Image(filename = 'tree.png')

Now let's run our testing data through the model.

In [None]:
# TODO: Use the Testing dataset to produce the first predictions

To see how it performed, let's use ```confusion_matrix``` to create a confusion matrix for the test data predictions.

In [None]:
conf_matrix = confusion_matrix(y_test, y_predict)
conf_matrix

That's not very easy to read. Let's add some style to it using the `seaborn` library.

In [None]:
tn, fp, fn, tp = conf_matrix.ravel()
cleaned_conf_matrix = np.array([[tp, fp], [fn, tn]])
y_true = ["Dog", "Cat"]
df_cm = pd.DataFrame(cleaned_conf_matrix, columns=y_true, index=y_true)
df_cm.index.name = 'Predicted'
df_cm.columns.name = 'Actual'

df_cm.dtypes

plt.figure(figsize = (8,5))
plt.title('Confusion Matrix')
sn.set(font_scale=1.4)#for label size
sn.heatmap(df_cm, cmap="Blues", annot=True, annot_kws={"size": 16})# font size

And from the confusion matrix, let's calculate **sensitivity** and **specificity**.

In [None]:
sensitivity = tp / (tp + fn)
print('Sensitivity : ', sensitivity )

specificity = tn / (tn + fp)
print('Specificity : ', specificity)

Now let's look at the __ROC__ graph.

In [None]:
y_pred_proba = model.predict_proba(X_test)[:, 1]
fpr, tpr, thresholds = roc_curve(y_test, y_pred_proba)

fig, ax = plt.subplots()
ax.plot(fpr, tpr)
ax.plot([0, 1], [0, 1], transform=ax.transAxes, ls="--", c=".3")
plt.xlim([0.0, 1.0])
plt.ylim([0.0, 1.0])
plt.rcParams['font.size'] = 12
plt.title('ROC curve for Dog vs Cat people')
plt.xlabel('False Positive Rate (1 - Specificity)')
plt.ylabel('True Positive Rate (Sensitivity)')
plt.grid(True)

And calculate the __AUC__. Quick quiz: what does AUC stand for?

In [None]:
auc(fpr, tpr)

# 5) Predict for yourself!

Change the values for the survey questions below and see what the model predicts for you!
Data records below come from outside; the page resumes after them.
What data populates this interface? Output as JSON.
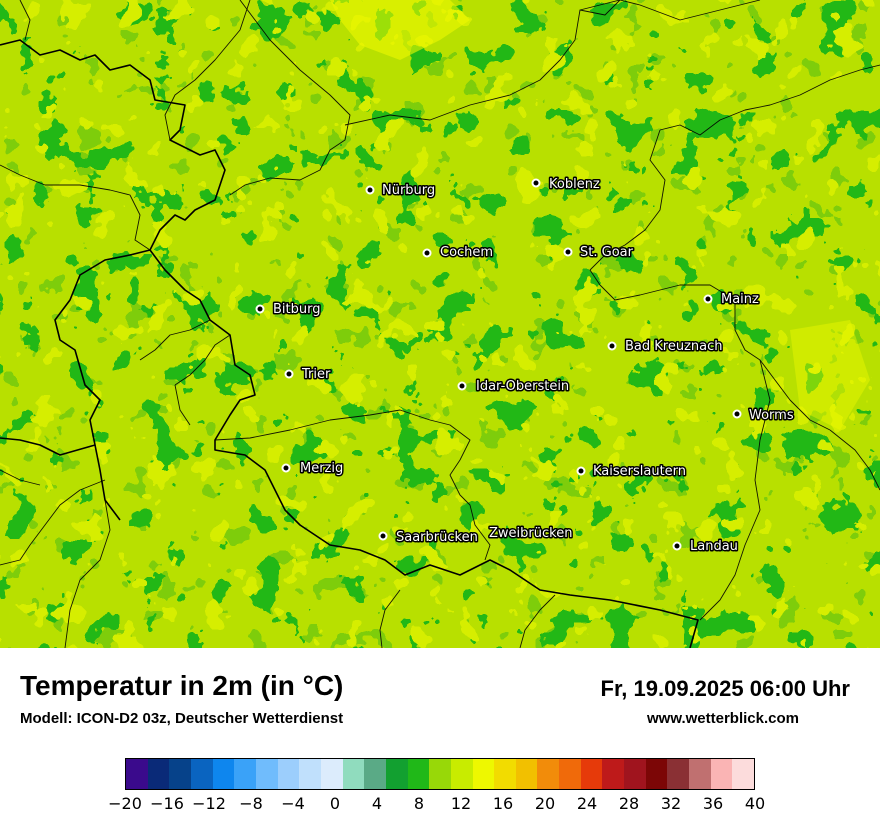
{
  "map": {
    "cities": [
      {
        "name": "Nürburg",
        "dot": [
          370,
          190
        ],
        "label": [
          382,
          194
        ]
      },
      {
        "name": "Koblenz",
        "dot": [
          536,
          183
        ],
        "label": [
          549,
          188
        ]
      },
      {
        "name": "Cochem",
        "dot": [
          427,
          253
        ],
        "label": [
          440,
          256
        ]
      },
      {
        "name": "St. Goar",
        "dot": [
          568,
          252
        ],
        "label": [
          580,
          256
        ]
      },
      {
        "name": "Bitburg",
        "dot": [
          260,
          309
        ],
        "label": [
          273,
          313
        ]
      },
      {
        "name": "Mainz",
        "dot": [
          708,
          299
        ],
        "label": [
          721,
          303
        ]
      },
      {
        "name": "Bad Kreuznach",
        "dot": [
          612,
          346
        ],
        "label": [
          625,
          350
        ]
      },
      {
        "name": "Trier",
        "dot": [
          289,
          374
        ],
        "label": [
          302,
          378
        ]
      },
      {
        "name": "Idar-Oberstein",
        "dot": [
          462,
          386
        ],
        "label": [
          476,
          390
        ]
      },
      {
        "name": "Worms",
        "dot": [
          737,
          414
        ],
        "label": [
          749,
          419
        ]
      },
      {
        "name": "Merzig",
        "dot": [
          286,
          468
        ],
        "label": [
          300,
          472
        ]
      },
      {
        "name": "Kaiserslautern",
        "dot": [
          581,
          471
        ],
        "label": [
          593,
          475
        ]
      },
      {
        "name": "Saarbrücken",
        "dot": [
          383,
          536
        ],
        "label": [
          396,
          541
        ]
      },
      {
        "name": "Zweibrücken",
        "dot": null,
        "label": [
          489,
          537
        ]
      },
      {
        "name": "Landau",
        "dot": [
          677,
          546
        ],
        "label": [
          690,
          550
        ]
      }
    ],
    "colors": {
      "base": "#b8e000",
      "dark": "#22b814",
      "mid": "#5cc80c",
      "light": "#d6ee00",
      "yellow": "#f2f500"
    }
  },
  "header": {
    "title": "Temperatur in 2m (in °C)",
    "subtitle": "Modell: ICON-D2 03z, Deutscher Wetterdienst",
    "datetime": "Fr, 19.09.2025 06:00 Uhr",
    "website": "www.wetterblick.com"
  },
  "legend": {
    "colors": [
      "#3a0a8c",
      "#0a2a78",
      "#06428a",
      "#0a64c0",
      "#0e86ee",
      "#3aa2f8",
      "#70bcfc",
      "#9ccefc",
      "#c0e0fc",
      "#dcecfc",
      "#90dcbe",
      "#5aaa86",
      "#12a030",
      "#20b818",
      "#98d808",
      "#c8ec00",
      "#eef800",
      "#f2dc00",
      "#f2c000",
      "#f28c0a",
      "#f06a0a",
      "#e63a0a",
      "#be1a1a",
      "#a0141e",
      "#7c0606",
      "#8a3034",
      "#c07070",
      "#fab4b4",
      "#fcdcdc"
    ],
    "ticks": [
      "−20",
      "−16",
      "−12",
      "−8",
      "−4",
      "0",
      "4",
      "8",
      "12",
      "16",
      "20",
      "24",
      "28",
      "32",
      "36",
      "40"
    ],
    "min": -20,
    "max": 40
  }
}
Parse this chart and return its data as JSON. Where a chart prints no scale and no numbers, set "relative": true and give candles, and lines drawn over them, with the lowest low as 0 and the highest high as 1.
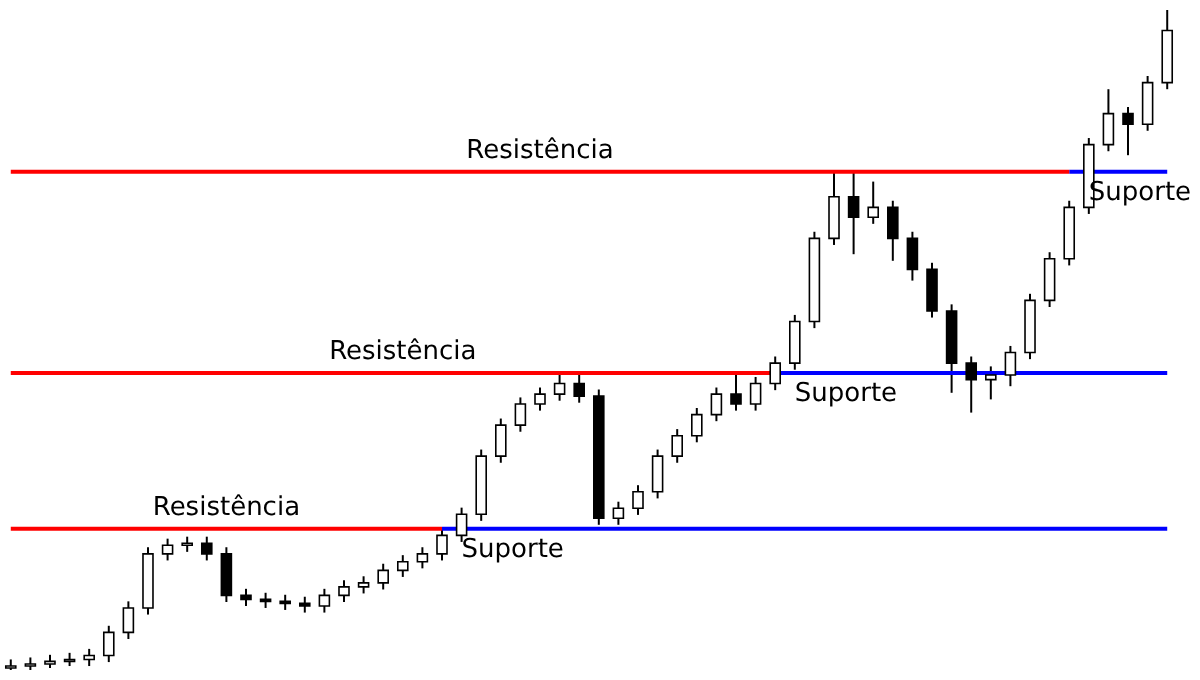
{
  "chart_data": {
    "type": "candlestick",
    "relative": true,
    "tick_labels": false,
    "grid": false,
    "categories": [
      null,
      null,
      null,
      null,
      null,
      null,
      null,
      null,
      null,
      null,
      null,
      null,
      null,
      null,
      null,
      null,
      null,
      null,
      null,
      null,
      null,
      null,
      null,
      null,
      null,
      null,
      null,
      null,
      null,
      null,
      null,
      null,
      null,
      null,
      null,
      null,
      null,
      null,
      null,
      null,
      null,
      null,
      null,
      null,
      null,
      null,
      null,
      null,
      null,
      null,
      null,
      null,
      null,
      null,
      null,
      null,
      null,
      null,
      null,
      null
    ],
    "ohlc": [
      [
        0.003,
        0.016,
        0,
        0.006
      ],
      [
        0.006,
        0.019,
        0,
        0.009
      ],
      [
        0.009,
        0.023,
        0.003,
        0.013
      ],
      [
        0.013,
        0.026,
        0.006,
        0.016
      ],
      [
        0.016,
        0.032,
        0.006,
        0.022
      ],
      [
        0.022,
        0.067,
        0.012,
        0.057
      ],
      [
        0.057,
        0.104,
        0.047,
        0.094
      ],
      [
        0.094,
        0.186,
        0.084,
        0.176
      ],
      [
        0.176,
        0.199,
        0.166,
        0.189
      ],
      [
        0.189,
        0.202,
        0.179,
        0.192
      ],
      [
        0.192,
        0.202,
        0.166,
        0.176
      ],
      [
        0.176,
        0.186,
        0.103,
        0.113
      ],
      [
        0.113,
        0.123,
        0.097,
        0.107
      ],
      [
        0.107,
        0.117,
        0.094,
        0.104
      ],
      [
        0.104,
        0.114,
        0.091,
        0.101
      ],
      [
        0.101,
        0.111,
        0.087,
        0.097
      ],
      [
        0.097,
        0.123,
        0.087,
        0.113
      ],
      [
        0.113,
        0.136,
        0.103,
        0.126
      ],
      [
        0.126,
        0.142,
        0.116,
        0.132
      ],
      [
        0.132,
        0.161,
        0.122,
        0.151
      ],
      [
        0.151,
        0.174,
        0.141,
        0.164
      ],
      [
        0.164,
        0.186,
        0.154,
        0.176
      ],
      [
        0.176,
        0.214,
        0.166,
        0.204
      ],
      [
        0.204,
        0.246,
        0.194,
        0.236
      ],
      [
        0.236,
        0.334,
        0.226,
        0.324
      ],
      [
        0.324,
        0.381,
        0.314,
        0.371
      ],
      [
        0.371,
        0.413,
        0.361,
        0.403
      ],
      [
        0.403,
        0.428,
        0.393,
        0.418
      ],
      [
        0.418,
        0.45,
        0.408,
        0.434
      ],
      [
        0.434,
        0.45,
        0.405,
        0.415
      ],
      [
        0.415,
        0.425,
        0.22,
        0.23
      ],
      [
        0.23,
        0.255,
        0.22,
        0.245
      ],
      [
        0.245,
        0.28,
        0.235,
        0.27
      ],
      [
        0.27,
        0.334,
        0.26,
        0.324
      ],
      [
        0.324,
        0.365,
        0.314,
        0.355
      ],
      [
        0.355,
        0.397,
        0.345,
        0.387
      ],
      [
        0.387,
        0.428,
        0.377,
        0.418
      ],
      [
        0.418,
        0.45,
        0.393,
        0.403
      ],
      [
        0.403,
        0.444,
        0.393,
        0.434
      ],
      [
        0.434,
        0.475,
        0.424,
        0.465
      ],
      [
        0.465,
        0.538,
        0.455,
        0.528
      ],
      [
        0.528,
        0.664,
        0.518,
        0.654
      ],
      [
        0.654,
        0.755,
        0.644,
        0.717
      ],
      [
        0.717,
        0.755,
        0.63,
        0.686
      ],
      [
        0.686,
        0.74,
        0.676,
        0.701
      ],
      [
        0.701,
        0.711,
        0.62,
        0.654
      ],
      [
        0.654,
        0.664,
        0.59,
        0.607
      ],
      [
        0.607,
        0.617,
        0.534,
        0.544
      ],
      [
        0.544,
        0.554,
        0.42,
        0.465
      ],
      [
        0.465,
        0.475,
        0.39,
        0.44
      ],
      [
        0.44,
        0.46,
        0.41,
        0.447
      ],
      [
        0.447,
        0.491,
        0.43,
        0.481
      ],
      [
        0.481,
        0.57,
        0.471,
        0.56
      ],
      [
        0.56,
        0.633,
        0.55,
        0.623
      ],
      [
        0.623,
        0.711,
        0.613,
        0.701
      ],
      [
        0.701,
        0.806,
        0.691,
        0.796
      ],
      [
        0.796,
        0.88,
        0.786,
        0.843
      ],
      [
        0.843,
        0.853,
        0.78,
        0.827
      ],
      [
        0.827,
        0.9,
        0.817,
        0.89
      ],
      [
        0.89,
        1,
        0.88,
        0.969
      ]
    ],
    "series": [
      {
        "name": "Resistência",
        "type": "line",
        "color": "#ff0000",
        "values": [
          0.214,
          0.214,
          0.214,
          0.214,
          0.214,
          0.214,
          0.214,
          0.214,
          0.214,
          0.214,
          0.214,
          0.214,
          0.214,
          0.214,
          0.214,
          0.214,
          0.214,
          0.214,
          0.214,
          0.214,
          0.214,
          0.214,
          0.214,
          null,
          null,
          null,
          null,
          null,
          null,
          null,
          null,
          null,
          null,
          null,
          null,
          null,
          null,
          null,
          null,
          null,
          null,
          null,
          null,
          null,
          null,
          null,
          null,
          null,
          null,
          null,
          null,
          null,
          null,
          null,
          null,
          null,
          null,
          null,
          null,
          null
        ]
      },
      {
        "name": "Suporte",
        "type": "line",
        "color": "#0000ff",
        "values": [
          null,
          null,
          null,
          null,
          null,
          null,
          null,
          null,
          null,
          null,
          null,
          null,
          null,
          null,
          null,
          null,
          null,
          null,
          null,
          null,
          null,
          null,
          0.214,
          0.214,
          0.214,
          0.214,
          0.214,
          0.214,
          0.214,
          0.214,
          0.214,
          0.214,
          0.214,
          0.214,
          0.214,
          0.214,
          0.214,
          0.214,
          0.214,
          0.214,
          0.214,
          0.214,
          0.214,
          0.214,
          0.214,
          0.214,
          0.214,
          0.214,
          0.214,
          0.214,
          0.214,
          0.214,
          0.214,
          0.214,
          0.214,
          0.214,
          0.214,
          0.214,
          0.214,
          0.214
        ]
      },
      {
        "name": "Resistência",
        "type": "line",
        "color": "#ff0000",
        "values": [
          0.45,
          0.45,
          0.45,
          0.45,
          0.45,
          0.45,
          0.45,
          0.45,
          0.45,
          0.45,
          0.45,
          0.45,
          0.45,
          0.45,
          0.45,
          0.45,
          0.45,
          0.45,
          0.45,
          0.45,
          0.45,
          0.45,
          0.45,
          0.45,
          0.45,
          0.45,
          0.45,
          0.45,
          0.45,
          0.45,
          0.45,
          0.45,
          0.45,
          0.45,
          0.45,
          0.45,
          0.45,
          0.45,
          0.45,
          0.45,
          null,
          null,
          null,
          null,
          null,
          null,
          null,
          null,
          null,
          null,
          null,
          null,
          null,
          null,
          null,
          null,
          null,
          null,
          null,
          null
        ]
      },
      {
        "name": "Suporte",
        "type": "line",
        "color": "#0000ff",
        "values": [
          null,
          null,
          null,
          null,
          null,
          null,
          null,
          null,
          null,
          null,
          null,
          null,
          null,
          null,
          null,
          null,
          null,
          null,
          null,
          null,
          null,
          null,
          null,
          null,
          null,
          null,
          null,
          null,
          null,
          null,
          null,
          null,
          null,
          null,
          null,
          null,
          null,
          null,
          null,
          0.45,
          0.45,
          0.45,
          0.45,
          0.45,
          0.45,
          0.45,
          0.45,
          0.45,
          0.45,
          0.45,
          0.45,
          0.45,
          0.45,
          0.45,
          0.45,
          0.45,
          0.45,
          0.45,
          0.45,
          0.45
        ]
      },
      {
        "name": "Resistência",
        "type": "line",
        "color": "#ff0000",
        "values": [
          0.755,
          0.755,
          0.755,
          0.755,
          0.755,
          0.755,
          0.755,
          0.755,
          0.755,
          0.755,
          0.755,
          0.755,
          0.755,
          0.755,
          0.755,
          0.755,
          0.755,
          0.755,
          0.755,
          0.755,
          0.755,
          0.755,
          0.755,
          0.755,
          0.755,
          0.755,
          0.755,
          0.755,
          0.755,
          0.755,
          0.755,
          0.755,
          0.755,
          0.755,
          0.755,
          0.755,
          0.755,
          0.755,
          0.755,
          0.755,
          0.755,
          0.755,
          0.755,
          0.755,
          0.755,
          0.755,
          0.755,
          0.755,
          0.755,
          0.755,
          0.755,
          0.755,
          0.755,
          0.755,
          0.755,
          null,
          null,
          null,
          null,
          null
        ]
      },
      {
        "name": "Suporte",
        "type": "line",
        "color": "#0000ff",
        "values": [
          null,
          null,
          null,
          null,
          null,
          null,
          null,
          null,
          null,
          null,
          null,
          null,
          null,
          null,
          null,
          null,
          null,
          null,
          null,
          null,
          null,
          null,
          null,
          null,
          null,
          null,
          null,
          null,
          null,
          null,
          null,
          null,
          null,
          null,
          null,
          null,
          null,
          null,
          null,
          null,
          null,
          null,
          null,
          null,
          null,
          null,
          null,
          null,
          null,
          null,
          null,
          null,
          null,
          null,
          0.755,
          0.755,
          0.755,
          0.755,
          0.755,
          0.755
        ]
      }
    ]
  }
}
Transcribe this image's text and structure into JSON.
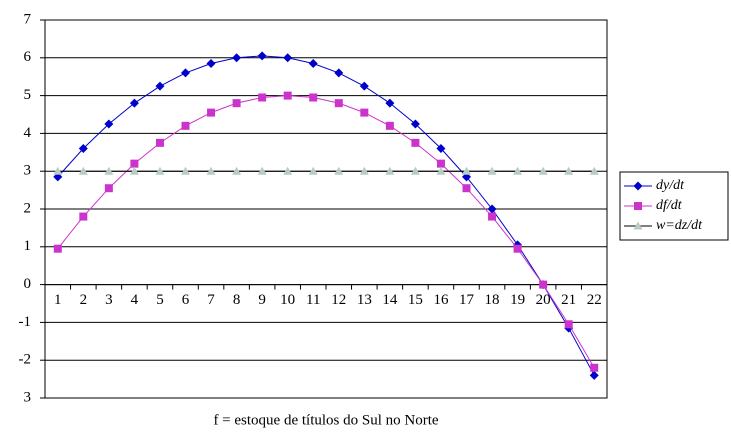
{
  "chart_data": {
    "type": "line",
    "x_label": "f = estoque de títulos do Sul no Norte",
    "categories": [
      "1",
      "2",
      "3",
      "4",
      "5",
      "6",
      "7",
      "8",
      "9",
      "10",
      "11",
      "12",
      "13",
      "14",
      "15",
      "16",
      "17",
      "18",
      "19",
      "20",
      "21",
      "22"
    ],
    "series": [
      {
        "name": "dy/dt",
        "color": "#0000cc",
        "marker": "diamond",
        "values": [
          2.85,
          3.6,
          4.25,
          4.8,
          5.25,
          5.6,
          5.85,
          6.0,
          6.05,
          6.0,
          5.85,
          5.6,
          5.25,
          4.8,
          4.25,
          3.6,
          2.85,
          2.0,
          1.05,
          0,
          -1.15,
          -2.4
        ]
      },
      {
        "name": "df/dt",
        "color": "#cc33cc",
        "marker": "square",
        "values": [
          0.95,
          1.8,
          2.55,
          3.2,
          3.75,
          4.2,
          4.55,
          4.8,
          4.95,
          5.0,
          4.95,
          4.8,
          4.55,
          4.2,
          3.75,
          3.2,
          2.55,
          1.8,
          0.95,
          0,
          -1.05,
          -2.2
        ]
      },
      {
        "name": "w=dz/dt",
        "color": "#000000",
        "marker_color": "#b8ccc4",
        "marker": "triangle",
        "values": [
          3,
          3,
          3,
          3,
          3,
          3,
          3,
          3,
          3,
          3,
          3,
          3,
          3,
          3,
          3,
          3,
          3,
          3,
          3,
          3,
          3,
          3
        ]
      }
    ],
    "ylim": [
      -3,
      7
    ],
    "yticks": [
      7,
      6,
      5,
      4,
      3,
      2,
      1,
      0,
      -1,
      -2,
      {
        "value": -3,
        "label": "3"
      }
    ],
    "grid": true,
    "legend": "right"
  }
}
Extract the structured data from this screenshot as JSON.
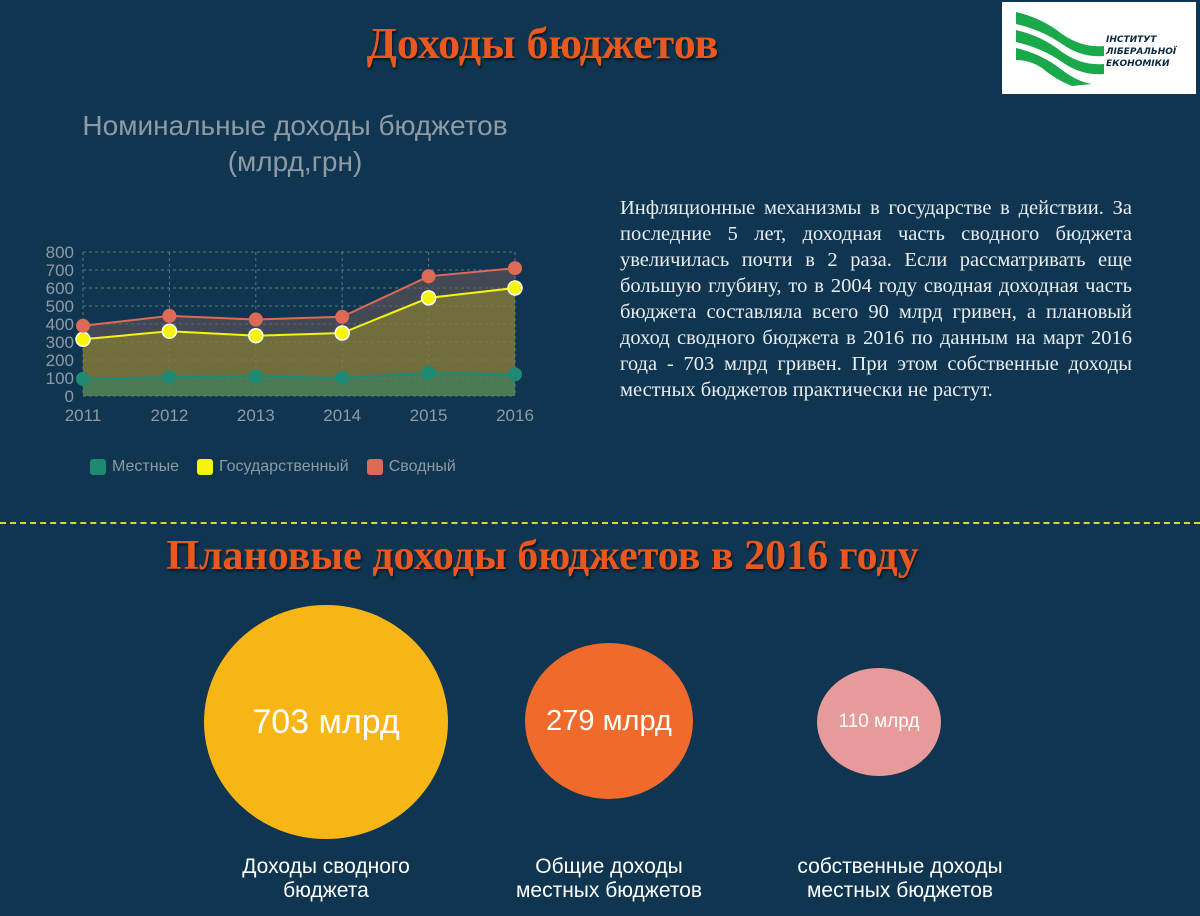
{
  "header": {
    "title": "Доходы бюджетов"
  },
  "logo": {
    "lines": [
      "ІНСТИТУТ",
      "ЛІБЕРАЛЬНОЇ",
      "ЕКОНОМІКИ"
    ],
    "color": "#1aa84a"
  },
  "chart_title": {
    "line1": "Номинальные доходы бюджетов",
    "line2": "(млрд,грн)"
  },
  "chart_data": {
    "type": "line",
    "categories": [
      "2011",
      "2012",
      "2013",
      "2014",
      "2015",
      "2016"
    ],
    "yticks": [
      "0",
      "100",
      "200",
      "300",
      "400",
      "500",
      "600",
      "700",
      "800"
    ],
    "ylim": [
      0,
      800
    ],
    "grid": true,
    "legend": "bottom",
    "series": [
      {
        "name": "Местные",
        "color": "#1f8a74",
        "values": [
          95,
          105,
          110,
          100,
          130,
          120
        ]
      },
      {
        "name": "Государственный",
        "color": "#f5f50a",
        "values": [
          315,
          360,
          335,
          350,
          545,
          600
        ]
      },
      {
        "name": "Сводный",
        "color": "#dc6a55",
        "values": [
          390,
          445,
          425,
          440,
          665,
          710
        ]
      }
    ]
  },
  "description": "Инфляционные механизмы в государстве в действии. За последние 5 лет, доходная часть сводного бюджета увеличилась почти в 2 раза. Если рассматривать еще большую глубину, то в 2004 году сводная доходная часть бюджета составляла всего 90 млрд гривен, а плановый доход сводного бюджета в 2016 по данным на март 2016 года - 703 млрд гривен. При этом собственные доходы местных бюджетов практически не растут.",
  "plan": {
    "title": "Плановые доходы бюджетов в 2016 году",
    "bubbles": [
      {
        "value": "703 млрд",
        "caption_line1": "Доходы сводного",
        "caption_line2": "бюджета",
        "color": "#f7b516"
      },
      {
        "value": "279 млрд",
        "caption_line1": "Общие доходы",
        "caption_line2": "местных бюджетов",
        "color": "#f06a2c"
      },
      {
        "value": "110 млрд",
        "caption_line1": "собственные доходы",
        "caption_line2": "местных бюджетов",
        "color": "#e79a9a"
      }
    ]
  }
}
* `walk`/`run` should be set to either `0` for no, or `1` for yes
* `distance` should be set to a `float` number
* The `color_*` should be set to `1` for your favorite, and `0` for the rest

In [None]:
data = pd.DataFrame([{
    'walk': 1,
    'run': 0,
    'distance': 8.5,
    'color_red': 1,
    'color_green': 0,
    'color_blue': 0
}])

prediction = model.predict(data)
print(prediction)

Okay, that's not very interesting. Since this is a binary classifier by nature, the result will be a boolean value. So, let's render this a bit more visually:

In [None]:
if prediction[0]:
    animal = 'dog'
    pic = 'sparky.png'
else:
    animal = 'cat'
    pic = 'penny.png'
    
img=mpimg.imread(pic)
imgplot = plt.imshow(img)
plt.grid(False)
plt.xticks([])
plt.yticks([])
plt.title("We predict that you're a %s person!" % animal)
plt.show()

# Conclusion
Did it get the answer right for you? Probably not, but the data the model is trained from is essentially random, so the results are as well. The Random Forest algorithm did its best to find a pattern and split the data along the nodes, but it's trying to find a signal in data that is only noise.

In this lab, we've demonstrated how you can turn survey data into predictions using scikit-learn. Using real data from a properly designed survey, you can very quickly get pretty good results.

Go ahead. Try a few more predictions for fun. You know you want to!